By default, SSH protocol is known to listen to port 22. While it’s perfectly OK, in a security sense, it’s recommended to change the default port to another port. This greatly minimizes the risks of hackers launching automated brute-force attacks using SSH. In this guide, we will demonstrate how you can change the default SSH port to something else in Linux.
As you get started out, ensure that you have an instance of a Linux server. For this guide, we are using Ubuntu 20.04 server.
Ensure that you also have an SSH client ( such as Putty ) or even a client Linux system to set the connection to the server using the new port.
Step 1: Check if SSH is running on the default port
Firstly, we need to verify that the SSH service is running on the server. To accomplish this, run the following command:
$ sudo systemctl status ssh
The output is a confirmation that the SSH service is active. Let’s even go further and ensure that it is running on the default port. Run the following netstat command.

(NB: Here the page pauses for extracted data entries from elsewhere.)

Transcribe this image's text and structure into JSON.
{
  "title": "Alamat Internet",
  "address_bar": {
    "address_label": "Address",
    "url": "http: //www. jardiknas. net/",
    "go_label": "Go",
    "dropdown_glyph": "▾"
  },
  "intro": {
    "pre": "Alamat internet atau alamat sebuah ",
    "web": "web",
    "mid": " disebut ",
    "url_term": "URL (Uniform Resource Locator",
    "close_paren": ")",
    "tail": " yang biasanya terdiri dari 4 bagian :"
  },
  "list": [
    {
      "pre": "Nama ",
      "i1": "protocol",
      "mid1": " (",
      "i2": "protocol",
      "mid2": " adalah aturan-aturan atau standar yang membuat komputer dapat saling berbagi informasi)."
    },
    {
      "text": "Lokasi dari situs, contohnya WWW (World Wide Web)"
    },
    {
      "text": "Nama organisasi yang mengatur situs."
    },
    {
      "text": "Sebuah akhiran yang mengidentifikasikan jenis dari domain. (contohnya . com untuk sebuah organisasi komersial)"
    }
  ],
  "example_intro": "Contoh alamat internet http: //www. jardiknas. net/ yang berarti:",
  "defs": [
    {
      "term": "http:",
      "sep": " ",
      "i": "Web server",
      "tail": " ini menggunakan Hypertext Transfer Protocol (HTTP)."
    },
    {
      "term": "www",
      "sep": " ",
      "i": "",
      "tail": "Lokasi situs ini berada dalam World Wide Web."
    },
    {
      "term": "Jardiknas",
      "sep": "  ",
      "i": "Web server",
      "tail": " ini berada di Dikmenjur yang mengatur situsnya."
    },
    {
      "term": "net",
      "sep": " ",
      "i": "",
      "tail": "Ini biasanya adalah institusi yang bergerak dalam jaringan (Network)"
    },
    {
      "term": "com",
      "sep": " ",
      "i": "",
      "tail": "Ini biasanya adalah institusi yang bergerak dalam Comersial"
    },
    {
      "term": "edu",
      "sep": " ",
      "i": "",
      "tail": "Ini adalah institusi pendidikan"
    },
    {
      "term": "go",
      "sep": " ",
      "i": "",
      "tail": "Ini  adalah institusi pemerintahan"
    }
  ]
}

$ sudo netstat -pnltu | grep 22
Step 2: Select a port and configure SSH
As you might know, TCP ports range from port 0 – 65535. However, the ports from 0 – 1024 are regarded as privileged ports designated for special services such as HTTP ( Port 80 ), FTP ( 21 ), and SMTP ( 25 ) to mention just a few.
To avoid any conflict with privileged ports, we are going to pick a port that’s above port 1024. In this example, we have chosen to change the default port to port 5466. To enable this, we will modify the /etc/ssh/sshd_config SSH configuration file.
$ sudo vim /etc/ssh/sshd_config
Locate the line that starts with #Port 22 as shown.
Uncomment and specify the port number.
Thereafter, save the changes made and exit the configuration file. For the changes to persist, restart the SSH service.
$ sudo systemctl restart ssh
To verify that SSH is listening to the newly configured port, run:
$ sudo netstat -pnltu | grep 5466
Step 3: Allow the new SSH port on the UFW firewall
If the UFW firewall is enabled, be sure to open the configured port as shown.
$ sudo ufw allow 5466/tcp
$ sudo ufw reload
For CentOS / RHEL, open the port as follows.
$ sudo firewall-cmd --add-port=5466/tcp --add-zone=public --permanent
$ sudo firewall-cmd --reload
At this point, you can remotely access the server, and this is what we will demonstrate shortly.
Step 4: Logging in using the new port
To log in to the server, head over to the SSH client. Specify the port number using the -p option followed by the SSH port and the remote server identity.
$ ssh -p 5466 email@example.com
As you would expect, you will be prompted to provide the password after which you will be granted access to the remote server.
This brings this topic to a close. For better security, consider using SSH passwordless authentication with SSH public/private key pair.